The multi-disciplinary critical mass created will enable great strides towards conquering cancer, cardio-vascular diseases, diabetes, influenza and other killer diseases we all hate.

The project will also bring much-needed regeneration, community benefits, jobs and opportunities to the area.

The latest designs show a building visually and, to a large extent physically, open to the local community.

It includes teaching laboratories, where local teachers and students can increase their awareness of science and medical research.

There will be 1,500 people working there, a boost to the local economy.

I hope that skills-matching, training programmes, and outreach will lead to a growing proportion of local employment, reducing our area’s high unemployment and deprivation.

There will be a healthy living centre for the community, meeting spaces and facilities, and co-operation with a wide range of local community organisations, schools, and residents, based on extensive local consultations.

Some time ago Camden Council adopted a planning brief (only one of a series of relevant Camden and London planning policies).

That was when it was expected the only developer for the site would be a private profit-making company seeking luxury housing and having to offset that with some community housing and other benefits.

The UKCMRI proposal is entirely non-profit making, charitable and public.

As far as I know no developer has even approached Camden for permission for alternative schemes.

Land is not the constraint on housing in our area.

There are huge tracts with outline planning permission in King’s Cross Central.

The constraint on housing and other community facilities is finance, not land.

Public subsidy from the government (already being savagely cut back) or S106 contributions from profit-making developments are the only, scarce, sources.

If Camden does not give planning permission, the Mayor of London Boris Johnson will, with alacrity.

Or the secretary of state in the new government.

They are far less likely than Camden members to ask for local community benefits, and, I predict, would give carte blanche.

The choice is not between a utopian development of new social housing and community facilities, for which there is no available finance, and the UKCMRI.

The choice is between the UKCMRI and continued dereliction of the site.

Peter Brayshaw is a Labour councillor for
St Pancras and Somers Town, where he lives, and a governor of UCL Hospitals.
This article is his personal view

Comments

Tripe

Why is Peter Brayshaw backing this monstrosity? Why are local people not being informed or consulted with? What is the true motive for building a lab containing dangerous substances in the busiest commuter hub of London? Why do we need another Cancer Research Lab when the true causes and cures for cancer are already known yet covered up?
Something fishy is going on!!

Peter Bradshaw

Why does NO ONE ever mention that what you plan to build is a level 3 + bio containment facility that will work on deadly air borne pathogens and viruses.

There are a plethora of examples of such entities worldwide suffering leakages and security breeches. This includes the theft of anthrax in the USA which resulted in the death of 5 American citizens, and the loss of 3 mice in Boston which had been infected with the bubonic plague. The mice were never found!

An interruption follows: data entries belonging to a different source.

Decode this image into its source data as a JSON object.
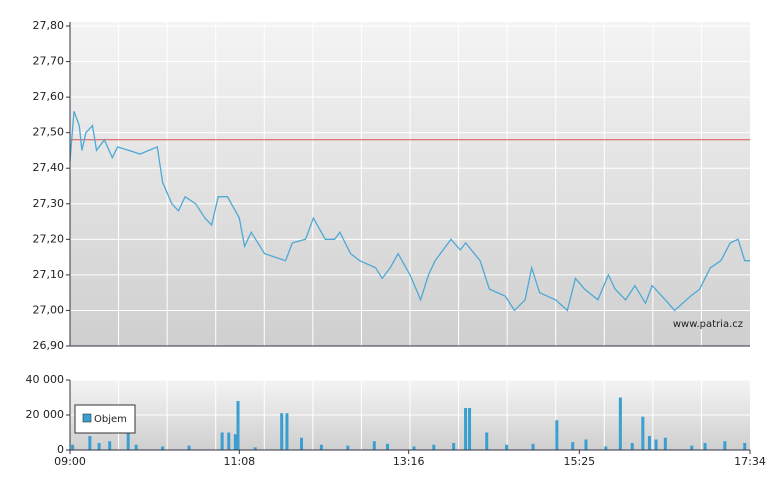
{
  "chart_data": [
    {
      "type": "line",
      "color": "#4ea9d6",
      "reference": 27.48,
      "reference_color": "#d9534f",
      "watermark": "www.patria.cz",
      "ylim": [
        26.9,
        27.8
      ],
      "yticks": [
        {
          "value": 26.9,
          "label": "26,90"
        },
        {
          "value": 27.0,
          "label": "27,00"
        },
        {
          "value": 27.1,
          "label": "27,10"
        },
        {
          "value": 27.2,
          "label": "27,20"
        },
        {
          "value": 27.3,
          "label": "27,30"
        },
        {
          "value": 27.4,
          "label": "27,40"
        },
        {
          "value": 27.5,
          "label": "27,50"
        },
        {
          "value": 27.6,
          "label": "27,60"
        },
        {
          "value": 27.7,
          "label": "27,70"
        },
        {
          "value": 27.8,
          "label": "27,80"
        }
      ],
      "xlim": [
        "09:00",
        "17:34"
      ],
      "x": [
        "09:00",
        "09:03",
        "09:07",
        "09:09",
        "09:12",
        "09:17",
        "09:20",
        "09:26",
        "09:32",
        "09:36",
        "09:53",
        "10:06",
        "10:10",
        "10:17",
        "10:22",
        "10:27",
        "10:35",
        "10:42",
        "10:47",
        "10:52",
        "10:59",
        "11:08",
        "11:12",
        "11:17",
        "11:27",
        "11:43",
        "11:48",
        "11:58",
        "12:04",
        "12:13",
        "12:20",
        "12:24",
        "12:32",
        "12:39",
        "12:51",
        "12:56",
        "13:02",
        "13:08",
        "13:17",
        "13:25",
        "13:31",
        "13:36",
        "13:48",
        "13:55",
        "13:59",
        "14:10",
        "14:17",
        "14:29",
        "14:36",
        "14:44",
        "14:49",
        "14:55",
        "15:07",
        "15:16",
        "15:22",
        "15:29",
        "15:39",
        "15:47",
        "15:52",
        "16:00",
        "16:07",
        "16:15",
        "16:20",
        "16:30",
        "16:37",
        "16:49",
        "16:56",
        "17:04",
        "17:12",
        "17:19",
        "17:25",
        "17:30",
        "17:34"
      ],
      "values": [
        27.42,
        27.56,
        27.52,
        27.45,
        27.5,
        27.52,
        27.45,
        27.48,
        27.43,
        27.46,
        27.44,
        27.46,
        27.36,
        27.3,
        27.28,
        27.32,
        27.3,
        27.26,
        27.24,
        27.32,
        27.32,
        27.26,
        27.18,
        27.22,
        27.16,
        27.14,
        27.19,
        27.2,
        27.26,
        27.2,
        27.2,
        27.22,
        27.16,
        27.14,
        27.12,
        27.09,
        27.12,
        27.16,
        27.1,
        27.03,
        27.1,
        27.14,
        27.2,
        27.17,
        27.19,
        27.14,
        27.06,
        27.04,
        27.0,
        27.03,
        27.12,
        27.05,
        27.03,
        27.0,
        27.09,
        27.06,
        27.03,
        27.1,
        27.06,
        27.03,
        27.07,
        27.02,
        27.07,
        27.03,
        27.0,
        27.04,
        27.06,
        27.12,
        27.14,
        27.19,
        27.2,
        27.14,
        27.14
      ]
    },
    {
      "type": "bar",
      "color": "#3a9fd0",
      "legend": "Objem",
      "ylim": [
        0,
        40000
      ],
      "yticks": [
        0,
        {
          "value": 20000,
          "label": "20 000"
        },
        {
          "value": 40000,
          "label": "40 000"
        }
      ],
      "xlim": [
        "09:00",
        "17:34"
      ],
      "xticks": [
        "09:00",
        "11:08",
        "13:16",
        "15:25",
        "17:34"
      ],
      "x": [
        "09:02",
        "09:15",
        "09:22",
        "09:30",
        "09:44",
        "09:50",
        "10:10",
        "10:30",
        "10:55",
        "11:00",
        "11:05",
        "11:07",
        "11:20",
        "11:40",
        "11:44",
        "11:55",
        "12:10",
        "12:30",
        "12:50",
        "13:00",
        "13:20",
        "13:35",
        "13:50",
        "13:59",
        "14:02",
        "14:15",
        "14:30",
        "14:50",
        "15:08",
        "15:20",
        "15:30",
        "15:45",
        "15:56",
        "16:05",
        "16:13",
        "16:18",
        "16:23",
        "16:30",
        "16:50",
        "17:00",
        "17:15",
        "17:30"
      ],
      "values": [
        3000,
        8000,
        4000,
        5000,
        16000,
        3000,
        2000,
        2500,
        10000,
        10000,
        9000,
        28000,
        1500,
        21000,
        21000,
        7000,
        3000,
        2500,
        5000,
        3500,
        2000,
        3000,
        4000,
        24000,
        24000,
        10000,
        3000,
        3500,
        17000,
        4500,
        6000,
        2000,
        30000,
        4000,
        19000,
        8000,
        6000,
        7000,
        2500,
        4000,
        5000,
        4000
      ]
    }
  ]
}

There are a plethora of other examples at BCFS and each one of these entities uses couriers to transport the pathogens to the lab, that is how a parcel of anthrax exploded in a couriers office!

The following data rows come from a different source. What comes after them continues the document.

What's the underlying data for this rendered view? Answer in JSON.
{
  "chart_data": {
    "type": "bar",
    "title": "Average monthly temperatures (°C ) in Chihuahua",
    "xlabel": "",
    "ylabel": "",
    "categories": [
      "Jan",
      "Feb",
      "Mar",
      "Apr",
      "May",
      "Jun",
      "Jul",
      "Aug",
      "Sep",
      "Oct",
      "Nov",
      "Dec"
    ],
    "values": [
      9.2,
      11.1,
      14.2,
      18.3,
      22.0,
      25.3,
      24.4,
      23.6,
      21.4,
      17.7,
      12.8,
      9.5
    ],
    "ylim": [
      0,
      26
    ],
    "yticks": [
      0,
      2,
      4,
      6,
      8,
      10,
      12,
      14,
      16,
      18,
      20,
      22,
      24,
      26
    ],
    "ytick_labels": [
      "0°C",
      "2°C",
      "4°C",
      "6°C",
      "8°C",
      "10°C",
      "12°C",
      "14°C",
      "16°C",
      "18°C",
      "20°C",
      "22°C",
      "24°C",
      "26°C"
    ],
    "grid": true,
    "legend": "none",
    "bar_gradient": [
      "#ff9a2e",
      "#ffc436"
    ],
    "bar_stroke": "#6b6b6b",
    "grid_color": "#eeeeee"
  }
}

Do not hide the truth this is a Bio Containment Facility Level 3 + and as such represents a very real danger to those who live around it. That is not to mention the building itself becoming a terrorist target or the pathogens being a sought after commodity for terrorists wishing to construct a "dirty bomb".

Sanity says there is no place for this building between two of London's busiest train stations ann a euro tunnel connection on its door step. This is MADNESS!!!!!!!